Вовка шевелит бровями.
– На грипп. Когда болеешь гриппом, поднимается температура. Вот когда ты в феврале болел, у тебя было тридцать девять и пять. Что помнишь?
– Как пришибленный себя чувствуешь. Как будто… – теперь думает уже Вовка, вслух. – Как будто все происходит не с тобой, а рядом. В параллельном мире… Так?
– Примерно.
Я беру аппарат. Камера тридцать девятого года кажется сегодня игрушкой.
– И есть все время охота.
– Когда болеешь, есть неохота, – возражает Вовка. – Охота спать.
– Спать тоже охота, почти всегда. И почти всегда холодно, даже летом.
Я прячу аппарат в футляр.
– Понятно. – Вовка снова смотрит на сундук. – В общих чертах. Погано, наверное?
– Наверное. Все время надо куда-то идти, каждый день, и все время ты отчего-то просыпаешься, каждый день по пять раз просыпаешься… Короче, ты больной, с распухшей головой бредешь по снегу через вечный понедельник. При этом понимаешь, что вторника может и не случиться.
– Нормально…
Вовка закрывает глаза и представляет войну.

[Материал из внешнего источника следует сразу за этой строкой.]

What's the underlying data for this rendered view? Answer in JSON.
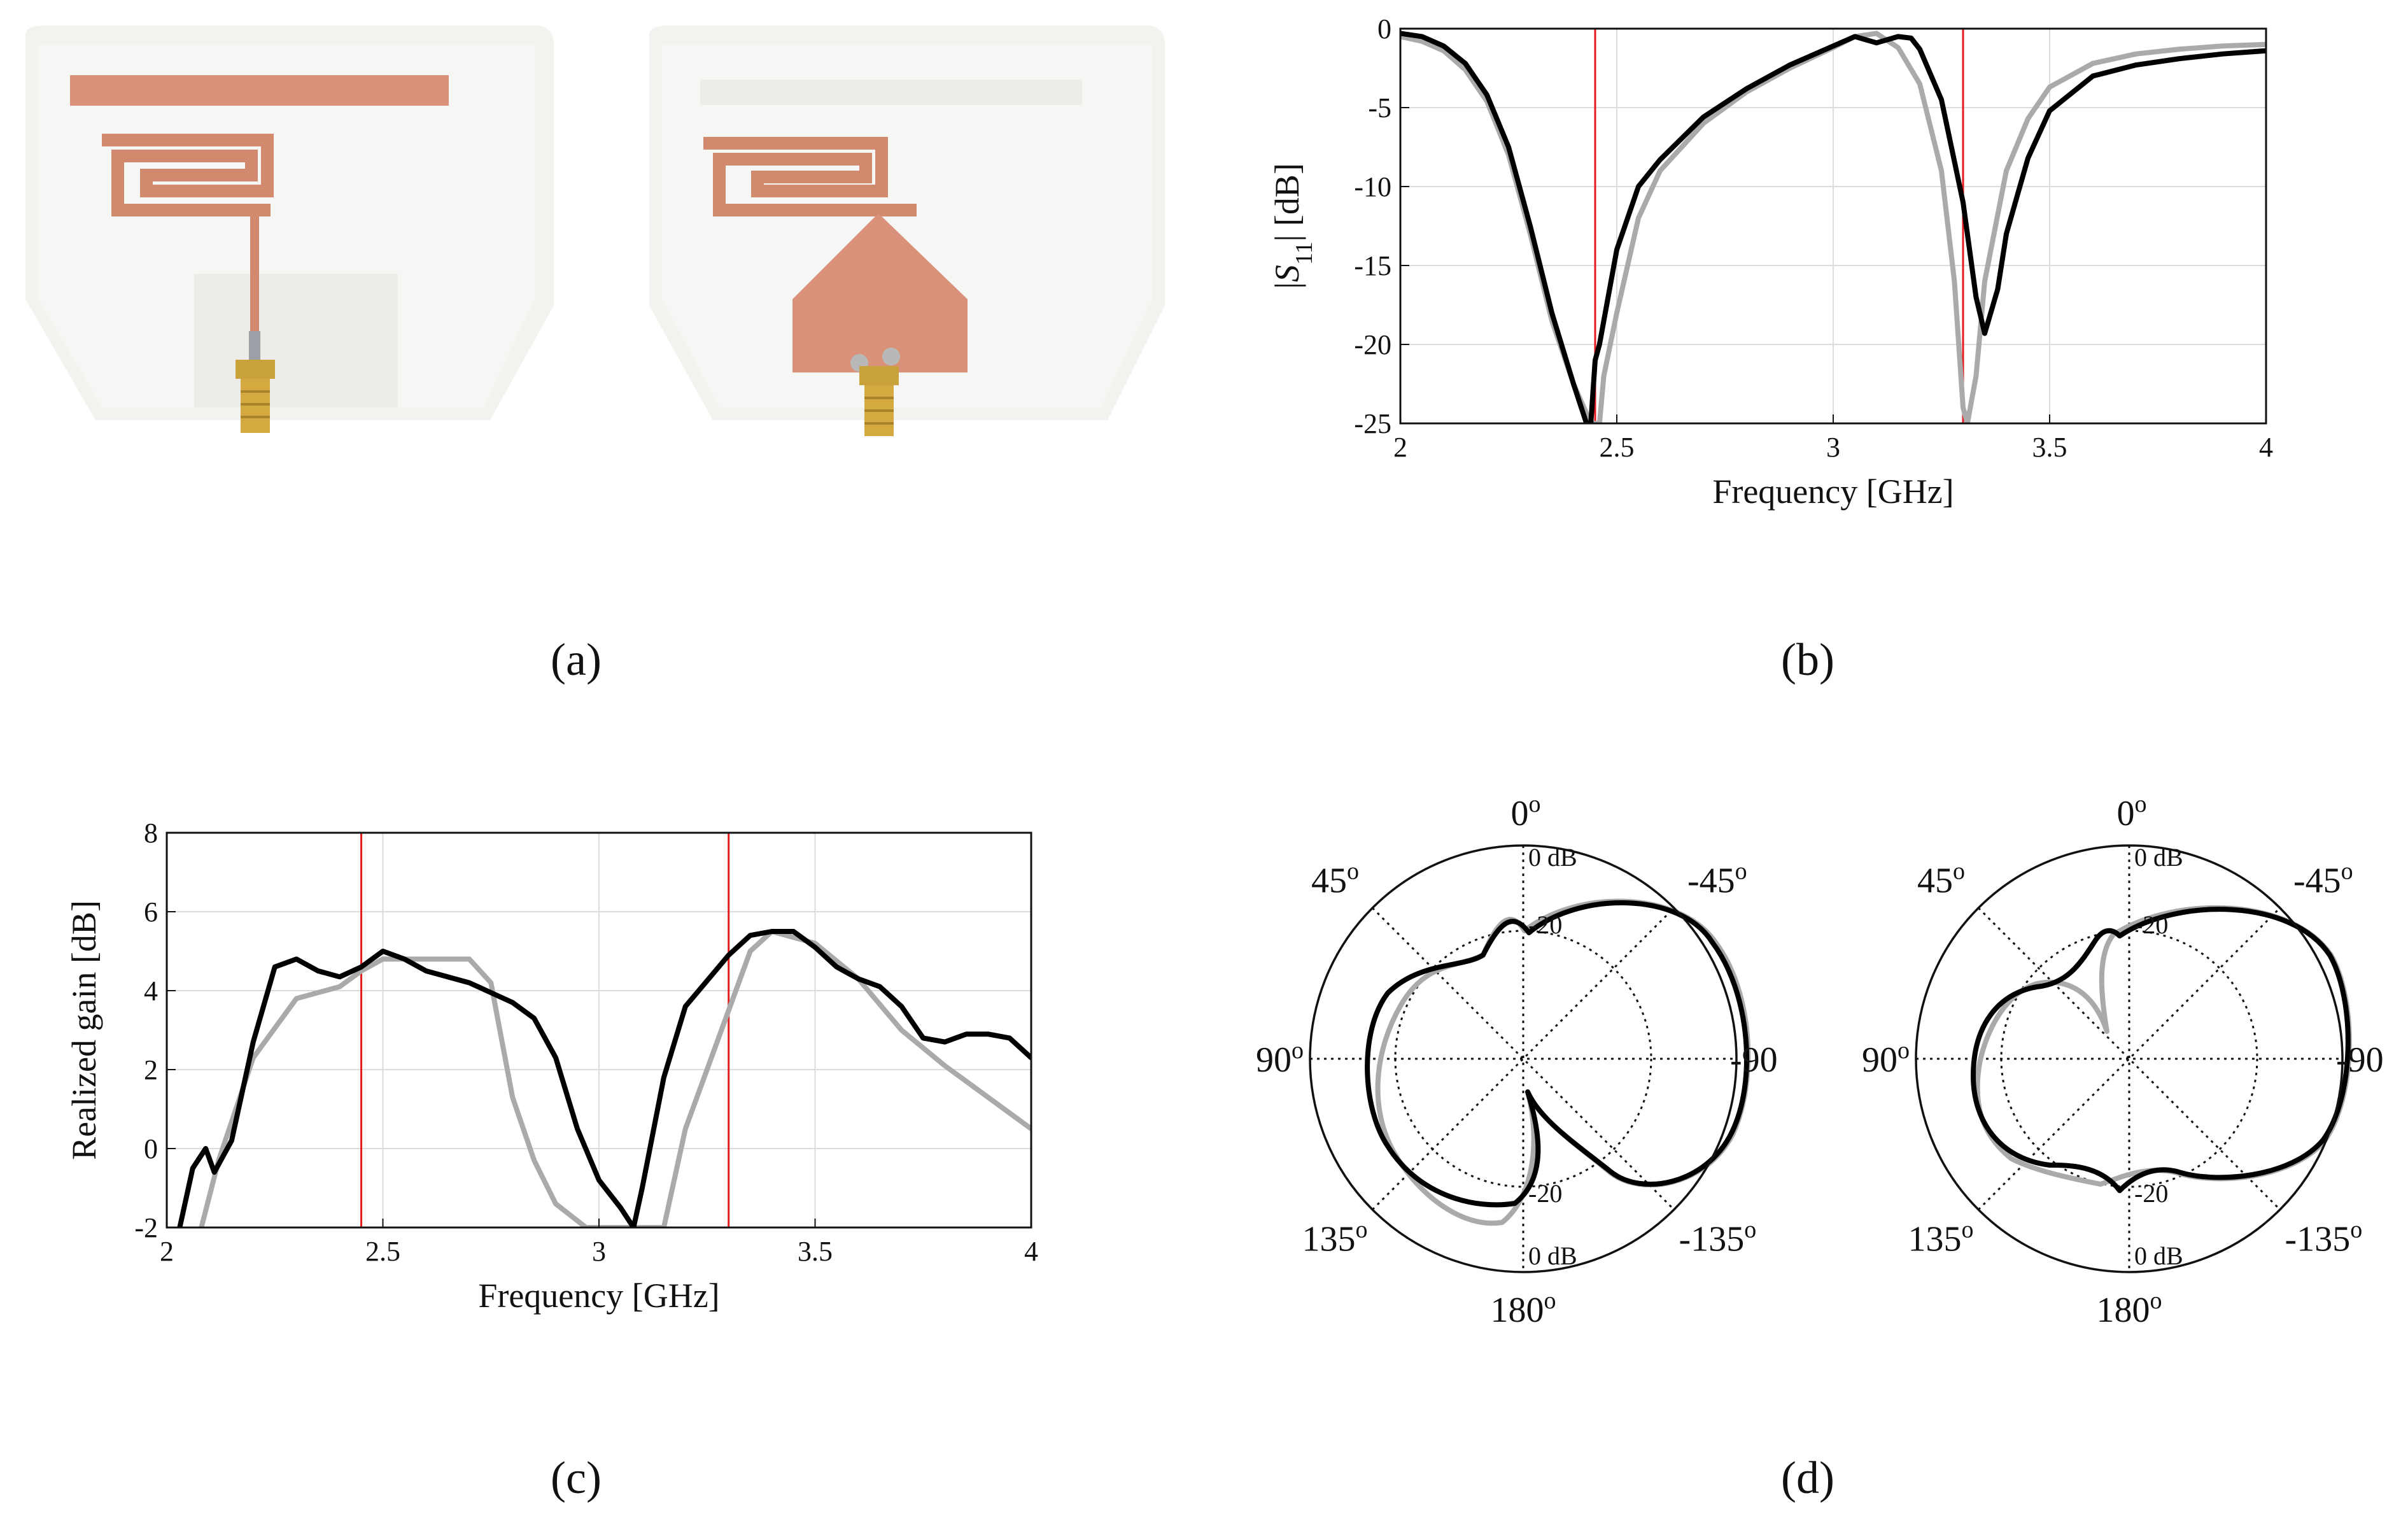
{
  "panel_labels": [
    "(a)",
    "(b)",
    "(c)",
    "(d)"
  ],
  "colors": {
    "series_black": "#000000",
    "series_gray": "#aaaaaa",
    "marker_red": "#e41a1c",
    "copper": "#d98f6c",
    "substrate": "#f3f3f0"
  },
  "photos": {
    "description_icons": [
      "antenna-photo-monopole",
      "antenna-photo-with-ground"
    ]
  },
  "chart_data": [
    {
      "id": "b",
      "type": "line",
      "xlabel": "Frequency [GHz]",
      "ylabel": "|S11| [dB]",
      "xlim": [
        2,
        4
      ],
      "ylim": [
        -25,
        0
      ],
      "xticks": [
        "2",
        "2.5",
        "3",
        "3.5",
        "4"
      ],
      "yticks": [
        "0",
        "-5",
        "-10",
        "-15",
        "-20",
        "-25"
      ],
      "grid": true,
      "vlines": [
        2.45,
        3.3
      ],
      "series": [
        {
          "color": "black",
          "x": [
            2.0,
            2.05,
            2.1,
            2.15,
            2.2,
            2.25,
            2.3,
            2.35,
            2.4,
            2.43,
            2.44,
            2.45,
            2.46,
            2.48,
            2.5,
            2.55,
            2.6,
            2.7,
            2.8,
            2.9,
            3.0,
            3.05,
            3.1,
            3.15,
            3.18,
            3.2,
            3.25,
            3.3,
            3.33,
            3.35,
            3.38,
            3.4,
            3.45,
            3.5,
            3.6,
            3.7,
            3.8,
            3.9,
            4.0
          ],
          "y": [
            -0.3,
            -0.5,
            -1.1,
            -2.2,
            -4.2,
            -7.5,
            -12.5,
            -18,
            -22.5,
            -25,
            -25,
            -21,
            -20,
            -17,
            -14,
            -10,
            -8.3,
            -5.6,
            -3.8,
            -2.3,
            -1.1,
            -0.5,
            -0.9,
            -0.5,
            -0.6,
            -1.3,
            -4.5,
            -11,
            -17,
            -19.3,
            -16.5,
            -13,
            -8.2,
            -5.2,
            -3.0,
            -2.3,
            -1.9,
            -1.6,
            -1.4
          ]
        },
        {
          "color": "gray",
          "x": [
            2.0,
            2.05,
            2.1,
            2.15,
            2.2,
            2.25,
            2.3,
            2.35,
            2.4,
            2.44,
            2.46,
            2.47,
            2.5,
            2.55,
            2.6,
            2.7,
            2.8,
            2.9,
            3.0,
            3.05,
            3.1,
            3.15,
            3.2,
            3.25,
            3.28,
            3.3,
            3.31,
            3.33,
            3.35,
            3.4,
            3.45,
            3.5,
            3.6,
            3.7,
            3.8,
            3.9,
            4.0
          ],
          "y": [
            -0.5,
            -0.8,
            -1.4,
            -2.6,
            -4.6,
            -8,
            -13,
            -18.5,
            -22.5,
            -25,
            -25,
            -22,
            -18,
            -12,
            -9,
            -6,
            -4,
            -2.5,
            -1.2,
            -0.5,
            -0.3,
            -1.2,
            -3.5,
            -9,
            -16,
            -24,
            -25,
            -22,
            -16,
            -9,
            -5.7,
            -3.7,
            -2.2,
            -1.6,
            -1.3,
            -1.1,
            -1.0
          ]
        }
      ]
    },
    {
      "id": "c",
      "type": "line",
      "xlabel": "Frequency [GHz]",
      "ylabel": "Realized gain [dB]",
      "xlim": [
        2,
        4
      ],
      "ylim": [
        -2,
        8
      ],
      "xticks": [
        "2",
        "2.5",
        "3",
        "3.5",
        "4"
      ],
      "yticks": [
        "8",
        "6",
        "4",
        "2",
        "0",
        "-2"
      ],
      "grid": true,
      "vlines": [
        2.45,
        3.3
      ],
      "series": [
        {
          "color": "black",
          "x": [
            2.03,
            2.06,
            2.09,
            2.11,
            2.15,
            2.2,
            2.25,
            2.3,
            2.35,
            2.4,
            2.45,
            2.5,
            2.55,
            2.6,
            2.7,
            2.8,
            2.85,
            2.9,
            2.95,
            3.0,
            3.05,
            3.08,
            3.1,
            3.15,
            3.2,
            3.3,
            3.35,
            3.4,
            3.45,
            3.5,
            3.55,
            3.6,
            3.65,
            3.7,
            3.75,
            3.8,
            3.85,
            3.9,
            3.95,
            4.0
          ],
          "y": [
            -2,
            -0.5,
            0.0,
            -0.6,
            0.2,
            2.7,
            4.6,
            4.8,
            4.5,
            4.35,
            4.6,
            5.0,
            4.8,
            4.5,
            4.2,
            3.7,
            3.3,
            2.3,
            0.5,
            -0.8,
            -1.5,
            -2,
            -1.0,
            1.8,
            3.6,
            4.9,
            5.4,
            5.5,
            5.5,
            5.1,
            4.6,
            4.3,
            4.1,
            3.6,
            2.8,
            2.7,
            2.9,
            2.9,
            2.8,
            2.3
          ]
        },
        {
          "color": "gray",
          "x": [
            2.08,
            2.12,
            2.2,
            2.3,
            2.4,
            2.45,
            2.5,
            2.6,
            2.7,
            2.75,
            2.8,
            2.85,
            2.9,
            2.97,
            3.15,
            3.2,
            3.3,
            3.35,
            3.4,
            3.5,
            3.6,
            3.7,
            3.8,
            3.9,
            4.0
          ],
          "y": [
            -2,
            -0.3,
            2.3,
            3.8,
            4.1,
            4.5,
            4.8,
            4.8,
            4.8,
            4.2,
            1.3,
            -0.3,
            -1.4,
            -2,
            -2,
            0.5,
            3.5,
            5.0,
            5.5,
            5.2,
            4.3,
            3.0,
            2.1,
            1.3,
            0.5
          ]
        }
      ]
    }
  ],
  "polar_panels": [
    {
      "angle_labels": {
        "top": "0o",
        "top_left": "45o",
        "top_right": "-45o",
        "left": "90o",
        "right": "-90",
        "bottom_left": "135o",
        "bottom_right": "-135o",
        "bottom": "180o"
      },
      "db_labels": {
        "top_db": "0 dB",
        "top_inner": "-20",
        "bottom_db": "0 dB",
        "bottom_inner": "-20"
      }
    },
    {
      "angle_labels": {
        "top": "0o",
        "top_left": "45o",
        "top_right": "-45o",
        "left": "90o",
        "right": "-90",
        "bottom_left": "135o",
        "bottom_right": "-135o",
        "bottom": "180o"
      },
      "db_labels": {
        "top_db": "0 dB",
        "top_inner": "-20",
        "bottom_db": "0 dB",
        "bottom_inner": "-20"
      }
    }
  ]
}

Недолго, минута – и он легко выкидывает из головы всю эту лишнюю чушь.
– Понятно в общих чертах, потом подробнее расскажешь, хорошо?
– Хорошо.
Вовка выбирает из сундука на свет чуть приплющенную зеленоватую пачку.
– Табак? – Вовка нюхает плотную бумагу.
– Махорка.
– Шестидесятый год… – с некоторым разочарованием читает Вовка на пачке.
– И спички еще там где-то были. С шестидесятого года, тогда как раз все опять войны ждали – запасались.
– А она к папироснице подходит? – Вовка кивает на машинку.
– Хочешь попробовать?
– Ага. Только бумаги нет…
– Почему же нет? Полно.
Я приношу от чердачной печки толстый рекламный справочник и телефонную книгу.
– Бумага точно такая же, только крашеная. Разрезаешь втрое лист, вставляешь вот в эту щель…
– Я попробую?
– Давай.
Вовка начинает возиться с махрой и бумагой. Я иду к окну, футляр с аппаратом в кармане. Сажусь на книги, смотрю на залив. Футляр с камерой оттягивает шорты. По берегу залива ползет черная капля «бумера»: это наши возвращаются из поселка, купили мяса, будут опять его жечь до вечера. А как стемнеет, фейерверк запустят, что-то они в последнее время пристрастились. Внук говорит, что фейерверки его успокаивают, что если бы ему выдали вторую жизнь, то он стал бы фейермастером. Я в целом не против фейерверков, правда, меня пугают звуки. Но я им не запрещаю: в моем возрасте глупо что-то запрещать.
Шашлык, фейерверк, суббота.
Это на самом деле похоже на болезнь. И на смерть тоже, только я Вовке об этом не сказал. И еще на сорок разных вещей это похоже. А когда я был там, мне все время казалось…
Ладно. Мне все время что-то кажется, всю мою жизнь. Я очень мнительный: я не люблю черный цвет, берегу соль и руки мою всегда два раза. Если бы Вовка узнал, засмеял бы: он крайний материалист, как все дети его возраста.
Он сидит за столом и сворачивает папиросы с помощью старинной машинки. Их уже восемь штук.
Восемь штук – обойма, однако.
– Так что там на пленке-то было? – спрашивает Вовка и скручивает еще одну папиросу.